Uno sguardo diverso sull’Africa, un’autocritica al nostro modo di affrontare il post colonialismo, una lettura antropologica che fa pensare a Kapuscinski. (Esce a gennaio)
Kathy Acker, Sangue e viscere al liceo, LiberAria. Traduzione di Claudia Durastanti.
”Janey è solo una ragazzina, ma le tocca in sorte un viaggio di formazione e deformazione da incubo, che la vedrà coinvolta tra gang punk e amori incestuosi, intellettuali fascinosi come Genet e femministe privilegiate come la Jong. Tra sofferenza personale ed erotismo al limite, l’autrice trascina la sua protagonista in una tormentata Odissea incestuosa e corporale, senza mai farle perdere lo sguardo puro e innocente da adolescente, con cui assorbe, elabora e attraversa le brutture del mondo. Mescolando prosa, poesia, dramma, plagiarismo e “mappe dei sogni” illustrate, questo libro epocale è anche un manifesto del femminismo più anarchico ed inventivo, il capolavoro dell’erede indiscussa di William S. Burroughs.” (Esce l’11 gennaio)
Mohsin Hamid, L’ultimo uomo bianco, Einaudi Editore. Traduzione di Norman Gobetti.
”Un mattino, Gregor Samsa, commesso viaggiatore, si sveglia da sogni inquieti e si ritrova trasformato in un immane insetto; anni dopo, Anders, personal trainer in un’anonima palestra di una città indefinita, si sveglia e scopre di essere diventato di un innegabile marrone scuro. Anders non si riconosce, non sa chi sia l'uomo scuro che vede nello specchio, vorrebbe ucciderlo, si sente derubato, della propria vita e di se stesso. Lo dice solo all'amica e amante Oona, ma presto i telegiornali cominciano a diffondere la notizia: tutte le persone bianche stanno diventando scure. E mentre il lutto per la morte della bianchezza si trasforma in inno, Anders e Oona ci mostrano che a volte per conoscersi davvero è necessario smettere di riconoscersi.” (Esce il 10 gennaio)
Varie ed eventuali
The Portrait Hung in Joan Didion’s Home. But Who Painted It?
Romanzi del mare, un articolo di Valentina Pigmei su Il Tascabile.
Life, Death, This Moment of June. Su The New York Review.
Dissoluzione, un racconto di Greta Plaitano su L’indiscreto.
A proposito di White Noise. What a 1985 Novel Can Tell Us About Life in the 2020s: Almost Everything. Sul New York Times.
Writing in Mother Tongue and an Other Tongue. Su Words Without Borders.

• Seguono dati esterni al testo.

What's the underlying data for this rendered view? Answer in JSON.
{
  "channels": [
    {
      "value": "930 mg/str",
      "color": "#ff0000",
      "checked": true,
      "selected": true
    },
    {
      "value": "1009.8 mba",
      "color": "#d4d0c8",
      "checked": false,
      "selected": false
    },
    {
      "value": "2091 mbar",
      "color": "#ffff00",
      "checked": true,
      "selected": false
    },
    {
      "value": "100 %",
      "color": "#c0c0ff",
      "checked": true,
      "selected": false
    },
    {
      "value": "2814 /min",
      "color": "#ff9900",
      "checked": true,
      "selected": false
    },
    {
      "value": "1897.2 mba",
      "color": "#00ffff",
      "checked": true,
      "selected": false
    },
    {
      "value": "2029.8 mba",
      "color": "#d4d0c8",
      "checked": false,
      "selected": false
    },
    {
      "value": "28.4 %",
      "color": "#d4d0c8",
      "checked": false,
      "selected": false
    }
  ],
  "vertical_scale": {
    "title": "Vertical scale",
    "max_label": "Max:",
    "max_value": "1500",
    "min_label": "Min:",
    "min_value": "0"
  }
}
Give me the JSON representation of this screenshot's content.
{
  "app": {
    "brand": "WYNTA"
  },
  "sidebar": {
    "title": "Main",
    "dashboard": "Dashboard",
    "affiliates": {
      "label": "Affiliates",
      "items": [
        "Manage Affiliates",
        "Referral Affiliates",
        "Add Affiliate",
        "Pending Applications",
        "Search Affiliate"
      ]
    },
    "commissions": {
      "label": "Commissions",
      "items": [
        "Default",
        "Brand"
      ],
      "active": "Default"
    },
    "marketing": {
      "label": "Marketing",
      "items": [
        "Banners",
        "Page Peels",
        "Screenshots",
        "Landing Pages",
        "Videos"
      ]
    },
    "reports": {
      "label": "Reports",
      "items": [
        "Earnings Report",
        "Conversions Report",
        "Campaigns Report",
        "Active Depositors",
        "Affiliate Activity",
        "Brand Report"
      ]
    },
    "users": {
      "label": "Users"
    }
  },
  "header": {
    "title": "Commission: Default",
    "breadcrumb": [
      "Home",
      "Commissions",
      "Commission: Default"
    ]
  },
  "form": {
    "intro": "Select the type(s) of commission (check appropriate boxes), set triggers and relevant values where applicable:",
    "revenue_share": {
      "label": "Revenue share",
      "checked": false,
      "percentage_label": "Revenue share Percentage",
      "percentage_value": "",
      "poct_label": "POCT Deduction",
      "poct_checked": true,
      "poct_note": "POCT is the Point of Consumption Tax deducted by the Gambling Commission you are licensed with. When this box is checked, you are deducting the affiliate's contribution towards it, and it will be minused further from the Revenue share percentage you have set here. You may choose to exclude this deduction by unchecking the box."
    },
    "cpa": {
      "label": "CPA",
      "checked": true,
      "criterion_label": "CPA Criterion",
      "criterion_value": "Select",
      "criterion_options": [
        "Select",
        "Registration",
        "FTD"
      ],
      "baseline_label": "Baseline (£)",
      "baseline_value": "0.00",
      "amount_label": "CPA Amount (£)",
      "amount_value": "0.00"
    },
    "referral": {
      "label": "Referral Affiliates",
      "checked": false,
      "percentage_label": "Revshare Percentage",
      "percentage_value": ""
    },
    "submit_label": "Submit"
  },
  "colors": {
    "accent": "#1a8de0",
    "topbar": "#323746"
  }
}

Un pezzo su James Baldwin che ha a che vedere con il cinema in cui ho visto il documentario sulla Recherche.
Cinque domande a…
Due anni fa, nel numero di AdS di dicembre 2020, iniziavo questa rubrica di mini interviste a persone che lavorano nell’editoria. Prima erano uffici stampa o editor, con il tempo ho deciso di fare cinque domande anche a chi scrive, a chi traduce, a chi dirige. Oggi aggiungiamo un altro tassello del magico mondo dei libri perché a rispondermi è Michele Turazzi, che è un caro amico, un ottimo autore (ma di questo parleremo nei prossimi mesi) e un agente letterario. So che per molti l’agente letterario è una figura mitologica, ma questa è la dimostrazione che invece esistono, fanno un lavoro pazzesco e rispondono egregiamente anche quando non vogliono rispondere.
Michi ti devo almeno un paio di birre alla Ribalta. E grazie, anche per l’aiuto che mi dai quando il cervello mi va in pappa per la scrittura.
1. Qual è il ricordo più bello che hai da quando sei un agente letterario?
Ce ne sono molti, penso per esempio al momento in cui ho ricevuto la busta con la mia copia del primissimo libro che abbiamo contribuito a far pubblicare (Vita e morte delle aragoste di Nicola H. Cosentino, Voland, era giugno 2017), oppure, in generale, tutte quelle volte in cui, leggendo un manoscritto (spesso impaginato male, quasi sempre con un font troppo piccolo e un’interlinea sballata) senti quella vocina che ti dice che si tratta di un romanzo che merita di arrivare in libreria e di essere letto, qualcosa su cui sarà bello investire tempo ed energie. Ma se devo scegliere un ricordo solo, vado dritto alla cerimonia di premiazione con cui Michele Cocchi ha vinto il Premio Comisso nell’autunno del 2018 (La Casa dei bambini, Fandango) al Palazzo dei Trecento di Treviso: oggi Michele non c’è più, anche se aveva appena quarantatré anni, e a me piace ricordarlo così, vittorioso, nel salone più bello della piazza più bella della città in cui sono cresciuto.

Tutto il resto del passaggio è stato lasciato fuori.